Social media is making more of a statement than ever before. This generation is not taking anything lying down, which has seen many creatives take to Instagram to not only push the message of equality, and elevate BIPOC artists, but do so in a way that’s as intrinsically intriguing as it is informative.

Something to remember: supporting the work of Black artists means more than simply sharing a post. It’s the ongoing and intentional process of accountability. Look to give these creatives a platform, especially the emerging and local artists in your own community.

1. Sheila Janet @butterscotsch_isle
A visual artist and creative director depicting Black beauty. Her Rebirth of Venus has gone on to be re-imagined by illustrators globally as an image for the current cultural climate.

2. Nichole Washington @nicholawola
This mixed-media artist creates work that looks to the healing power of symbols. In one post she states that they, “are used as a secret form of communication and also as protection.”

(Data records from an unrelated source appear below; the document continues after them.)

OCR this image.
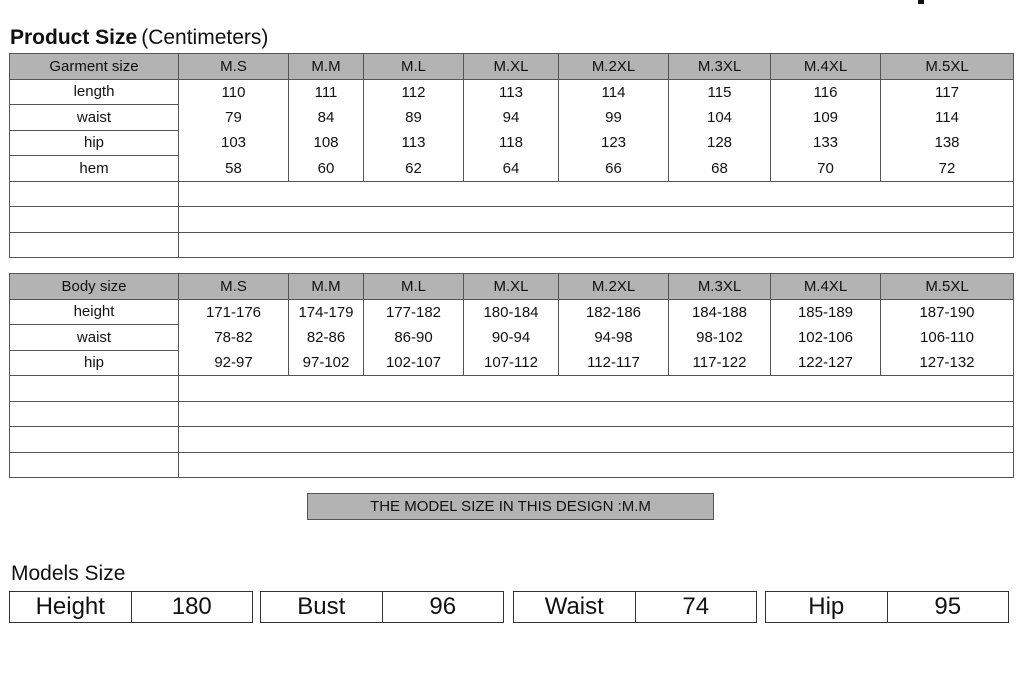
Product Size (Centimeters)
Garment size	M.S	M.M	M.L	M.XL	M.2XL	M.3XL	M.4XL	M.5XL
length	110	111	112	113	114	115	116	117
waist	79	84	89	94	99	104	109	114
hip	103	108	113	118	123	128	133	138
hem	58	60	62	64	66	68	70	72

Body size	M.S	M.M	M.L	M.XL	M.2XL	M.3XL	M.4XL	M.5XL
height	171-176	174-179	177-182	180-184	182-186	184-188	185-189	187-190
waist	78-82	82-86	86-90	90-94	94-98	98-102	102-106	106-110
hip	92-97	97-102	102-107	107-112	112-117	117-122	122-127	127-132

THE MODEL SIZE IN THIS DESIGN :M.M
Models Size
Height	180	Bust	96	Waist	74	Hip	95
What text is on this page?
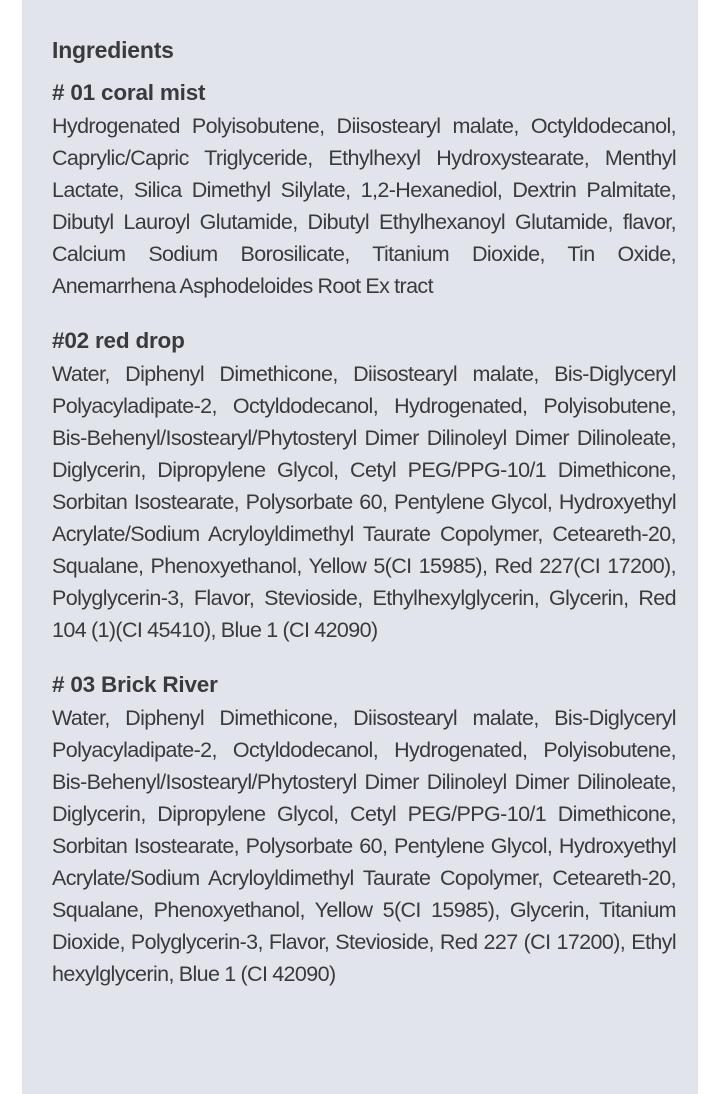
Ingredients
# 01 coral mist

Hydrogenated Polyisobutene, Diisostearyl malate, Octyldodecanol, Caprylic/Capric Triglyceride, Ethylhexyl Hydroxystearate, Menthyl Lactate, Silica Dimethyl Silylate, 1,2-Hexanediol, Dextrin Palmitate, Dibutyl Lauroyl Glutamide, Dibutyl Ethylhexanoyl Glutamide, flavor, Calcium Sodium Borosilicate, Titanium Dioxide, Tin Oxide, Anemarrhena Asphodeloides Root Ex tract

#02 red drop

Water, Diphenyl Dimethicone, Diisostearyl malate, Bis-Diglyceryl Polyacyladipate-2, Octyldodecanol, Hydrogenated, Polyisobutene, Bis-Behenyl/Isostearyl/Phytosteryl Dimer Dilinoleyl Dimer Dilinoleate, Diglycerin, Dipropylene Glycol, Cetyl PEG/PPG-10/1 Dimethicone, Sorbitan Isostearate, Polysorbate 60, Pentylene Glycol, Hydroxyethyl Acrylate/Sodium Acryloyldimethyl Taurate Copolymer, Ceteareth-20, Squalane, Phenoxyethanol, Yellow 5(CI 15985), Red 227(CI 17200), Polyglycerin-3, Flavor, Stevioside, Ethylhexylglycerin, Glycerin, Red 104 (1)(CI 45410), Blue 1 (CI 42090)

# 03 Brick River

Water, Diphenyl Dimethicone, Diisostearyl malate, Bis-Diglyceryl Polyacyladipate-2, Octyldodecanol, Hydrogenated, Polyisobutene, Bis-Behenyl/Isostearyl/Phytosteryl Dimer Dilinoleyl Dimer Dilinoleate, Diglycerin, Dipropylene Glycol, Cetyl PEG/PPG-10/1 Dimethicone, Sorbitan Isostearate, Polysorbate 60, Pentylene Glycol, Hydroxyethyl Acrylate/Sodium Acryloyldimethyl Taurate Copolymer, Ceteareth-20, Squalane, Phenoxyethanol, Yellow 5(CI 15985), Glycerin, Titanium Dioxide, Polyglycerin-3, Flavor, Stevioside, Red 227 (CI 17200), Ethyl hexylglycerin, Blue 1 (CI 42090)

3. Nourie Flayhan @nouriflayhan 
The Lebanese illustrator and fashion favourite has been creating works surrounding the recent happenings in America, as well as highlighting the work that needs to be done here in the Arab world too.

4. Jon Henry @whoisdamaster 
A New York-based artist whose 2014 series of photographs, The Stranger Fruit, ignited conversations, and is still very much poignant today.

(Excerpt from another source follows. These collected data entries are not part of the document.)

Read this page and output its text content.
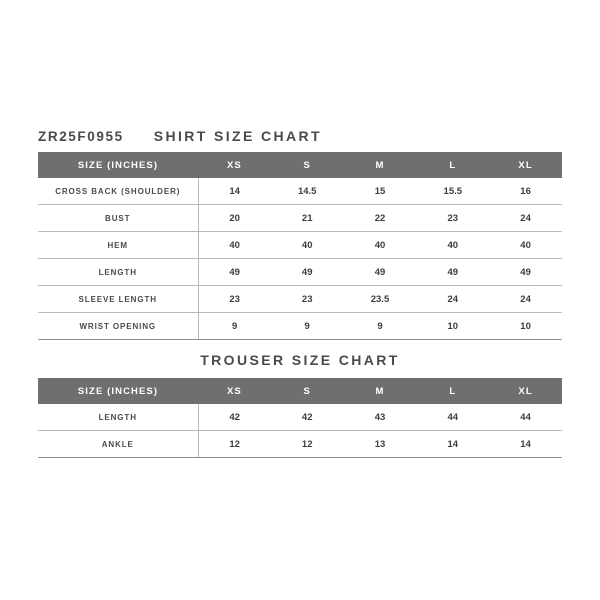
ZR25F0955 SHIRT SIZE CHART
SIZE (INCHES)	XS	S	M	L	XL
CROSS BACK (SHOULDER)	14	14.5	15	15.5	16
BUST	20	21	22	23	24
HEM	40	40	40	40	40
LENGTH	49	49	49	49	49
SLEEVE LENGTH	23	23	23.5	24	24
WRIST OPENING	9	9	9	10	10
TROUSER SIZE CHART
SIZE (INCHES)	XS	S	M	L	XL
LENGTH	42	42	43	44	44
ANKLE	12	12	13	14	14
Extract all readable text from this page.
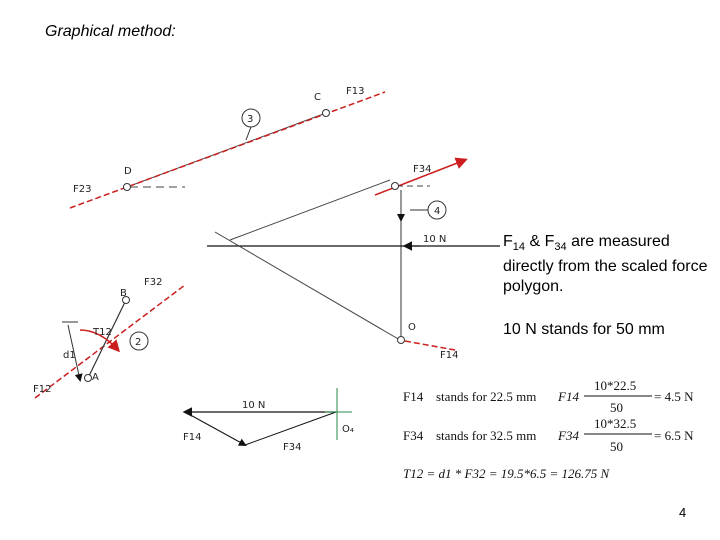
Graphical method:
C
F13
3
D
F23
F34
4
10 N
O
F14
B
F32
T12
2
d1
A
F12
10 N
F14
F34
O₄
F14 stands for 22.5 mm F14
10*22.5
50
= 4.5 N
F34 stands for 32.5 mm F34
10*32.5
50
= 6.5 N
T12 = d1 * F32 = 19.5*6.5 = 126.75 N
$F_{14}$ & $F_{34}$ are measured directly from the scaled force polygon.
10 N stands for 50 mm
4
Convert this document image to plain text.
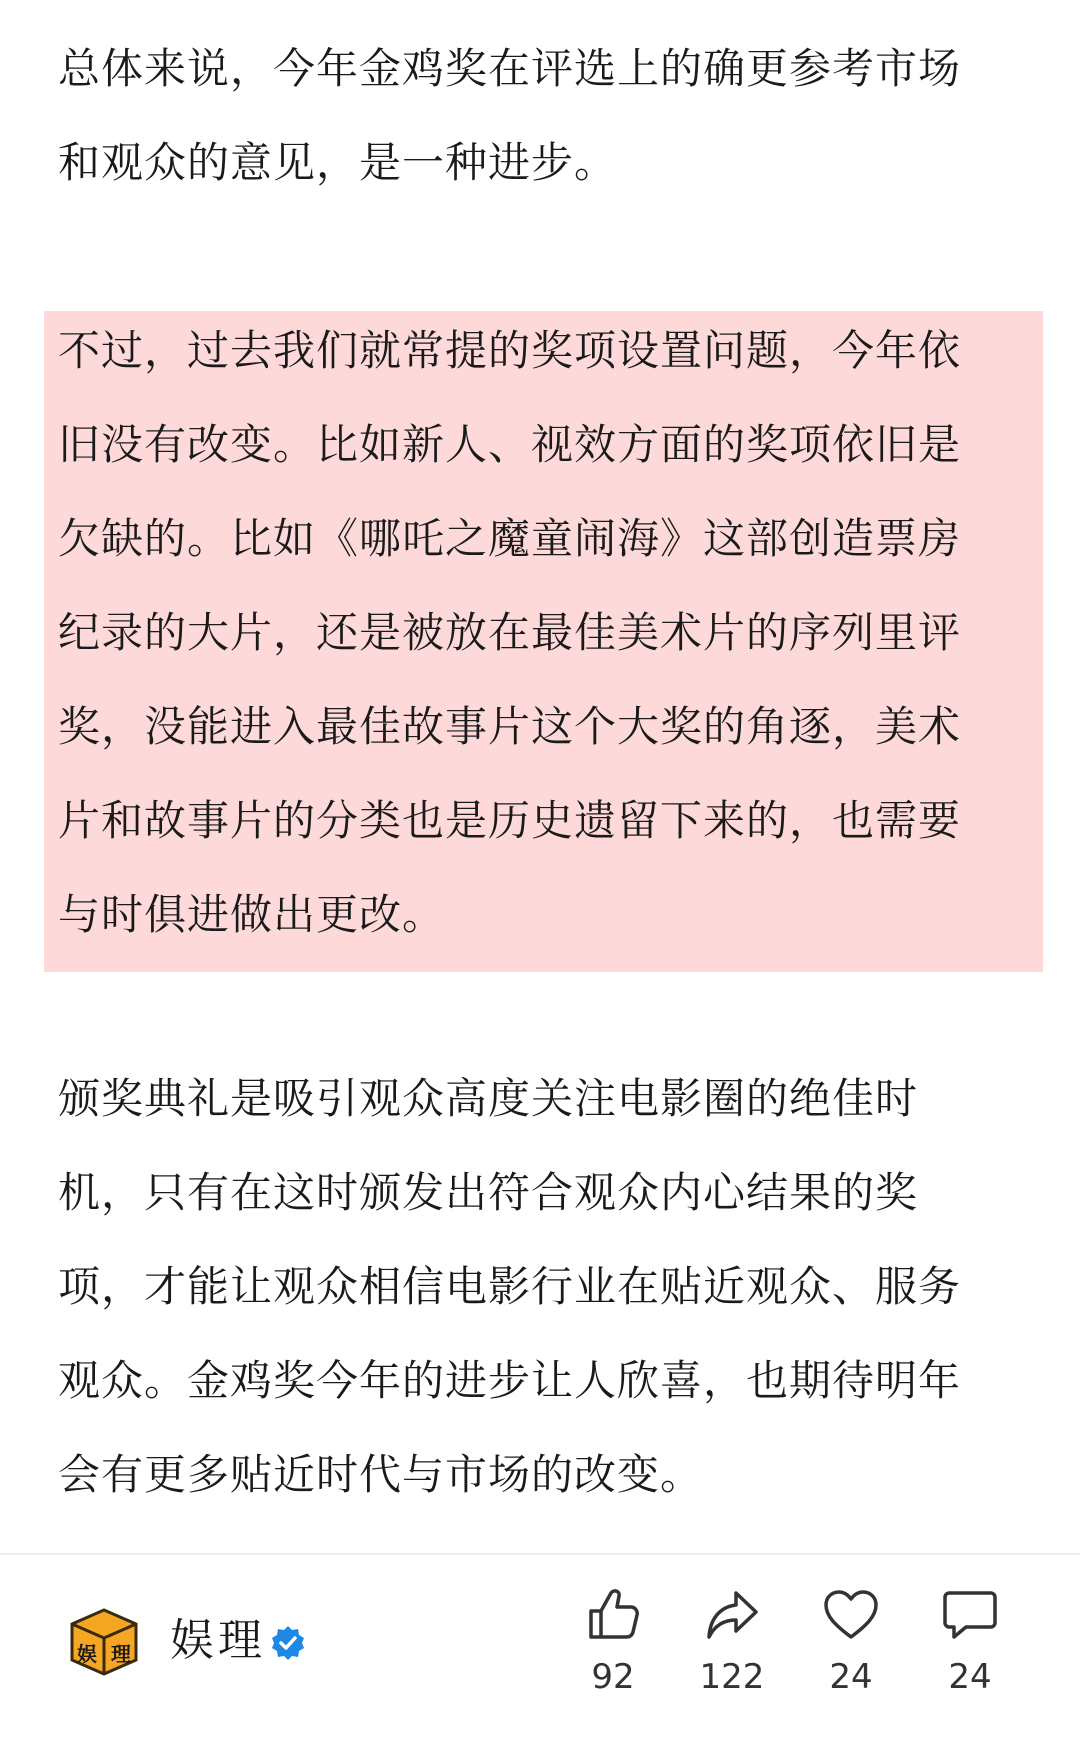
总体来说，今年金鸡奖在评选上的确更参考市场
和观众的意见，是一种进步。

不过，过去我们就常提的奖项设置问题，今年依
旧没有改变。比如新人、视效方面的奖项依旧是
欠缺的。比如《哪吒之魔童闹海》这部创造票房
纪录的大片，还是被放在最佳美术片的序列里评
奖，没能进入最佳故事片这个大奖的角逐，美术
片和故事片的分类也是历史遗留下来的，也需要
与时俱进做出更改。

颁奖典礼是吸引观众高度关注电影圈的绝佳时
机，只有在这时颁发出符合观众内心结果的奖
项，才能让观众相信电影行业在贴近观众、服务
观众。金鸡奖今年的进步让人欣喜，也期待明年
会有更多贴近时代与市场的改变。

娱 理 娱理
92	122	24	24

5. Abdullah Al-Ameeri @digitalabdullah
A wordsmith and photographer who has taken to Instagram to share his art and reflections on being a Black Arab man today – the Boy on Fire poem is particularly powerful.

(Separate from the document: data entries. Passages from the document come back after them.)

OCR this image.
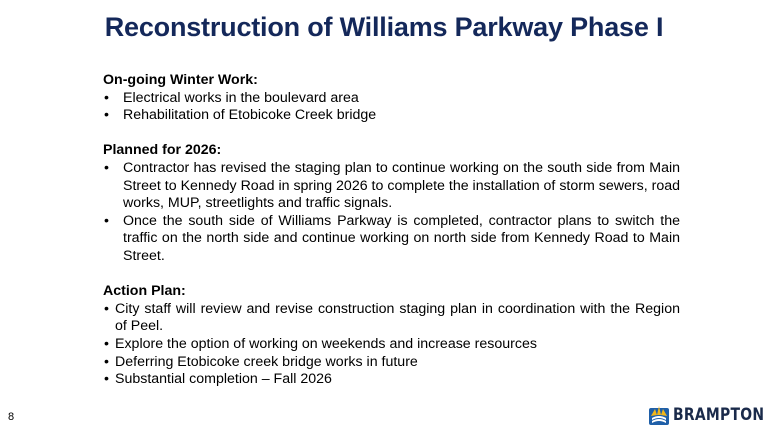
Reconstruction of Williams Parkway Phase I
On-going Winter Work:
• Electrical works in the boulevard area
• Rehabilitation of Etobicoke Creek bridge
Planned for 2026:
• Contractor has revised the staging plan to continue working on the south side from Main Street to Kennedy Road in spring 2026 to complete the installation of storm sewers, road works, MUP, streetlights and traffic signals.
• Once the south side of Williams Parkway is completed, contractor plans to switch the traffic on the north side and continue working on north side from Kennedy Road to Main Street.
Action Plan:
• City staff will review and revise construction staging plan in coordination with the Region of Peel.
• Explore the option of working on weekends and increase resources
• Deferring Etobicoke creek bridge works in future
• Substantial completion – Fall 2026
8	BRAMPTON
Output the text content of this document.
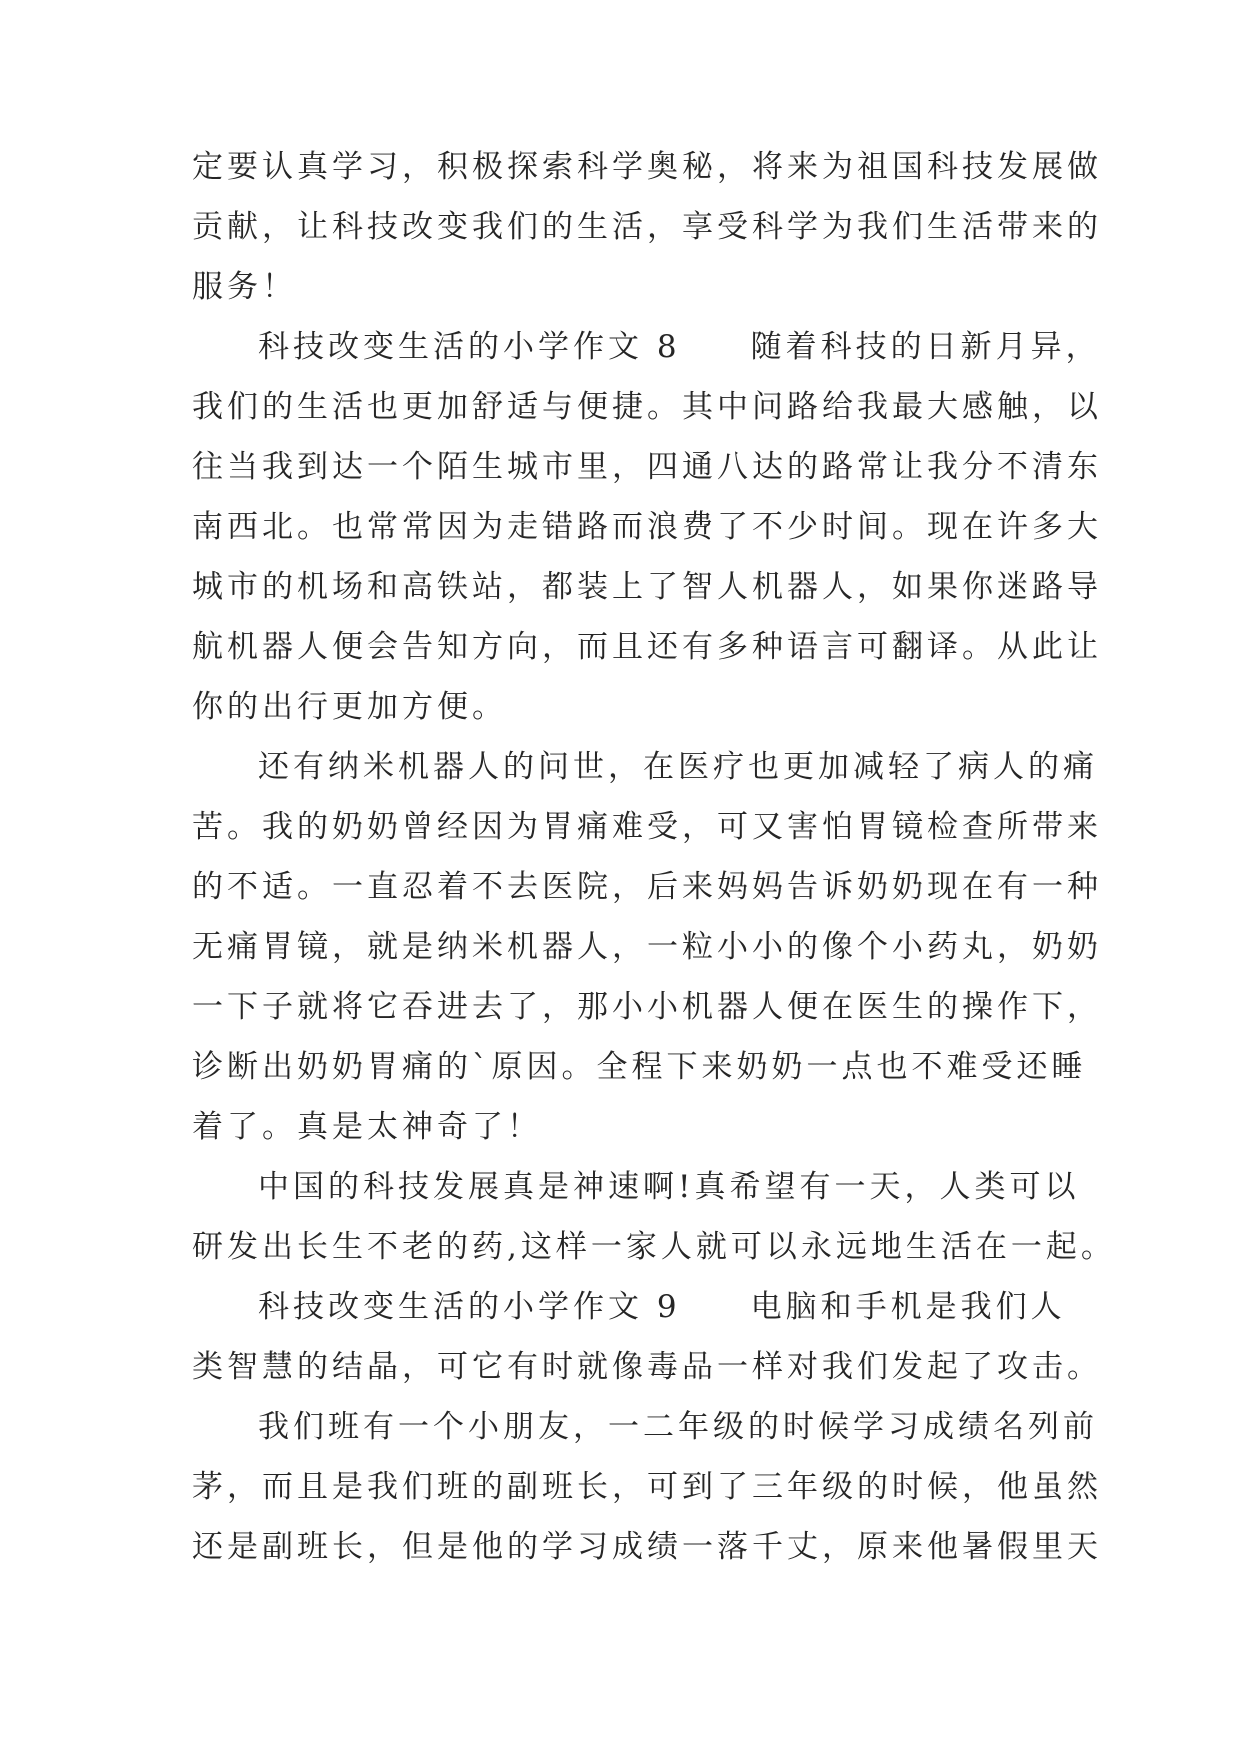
定要认真学习，积极探索科学奥秘，将来为祖国科技发展做
贡献，让科技改变我们的生活，享受科学为我们生活带来的
服务！
科技改变生活的小学作文 8　　随着科技的日新月异，
我们的生活也更加舒适与便捷。其中问路给我最大感触，以
往当我到达一个陌生城市里，四通八达的路常让我分不清东
南西北。也常常因为走错路而浪费了不少时间。现在许多大
城市的机场和高铁站，都装上了智人机器人，如果你迷路导
航机器人便会告知方向，而且还有多种语言可翻译。从此让
你的出行更加方便。
还有纳米机器人的问世，在医疗也更加减轻了病人的痛
苦。我的奶奶曾经因为胃痛难受，可又害怕胃镜检查所带来
的不适。一直忍着不去医院，后来妈妈告诉奶奶现在有一种
无痛胃镜，就是纳米机器人，一粒小小的像个小药丸，奶奶
一下子就将它吞进去了，那小小机器人便在医生的操作下，
诊断出奶奶胃痛的`原因。全程下来奶奶一点也不难受还睡
着了。真是太神奇了！
中国的科技发展真是神速啊!真希望有一天，人类可以
研发出长生不老的药,这样一家人就可以永远地生活在一起。
科技改变生活的小学作文 9　　电脑和手机是我们人
类智慧的结晶，可它有时就像毒品一样对我们发起了攻击。
我们班有一个小朋友，一二年级的时候学习成绩名列前
茅，而且是我们班的副班长，可到了三年级的时候，他虽然
还是副班长，但是他的学习成绩一落千丈，原来他暑假里天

6. Zanele Muholi @muholizanele 
This South African artist uses post-production to darken the colour her subjects’ skin, challenging notions surrounding Black beauty and intersectional feminism.

7. Linnet Panashe Rubaya @cigherette 
A British self-taught artist whose work articulates the Black modern narrative. She says in an Instagram caption: “Not confronting the conversations that you don’t understand and/or your own perspective, is to stand on the side that is against progress – political or otherwise.”

8. Marc Clennon @mark.c 
This New York-based creative has been on the streets, capturing real moments and emotions during the recent protests. His image of a man outside The Trump Tower was seen all over Instagram.

9. Ilyes Griyeb @ilyesg 
Ilyes is a French-Moroccan photographer who creates images depicting Black youth in his most recent series, and is selling the prints to raise funds to fight racism.

10. Aline + Célia @SacréeFrangine 
A creative duo whose illustration work has seen them go on to collaborate with the likes of Penguin Books on a cover for The Colour Purple. In recent weeks, they’ve turned their attention to the recent movement.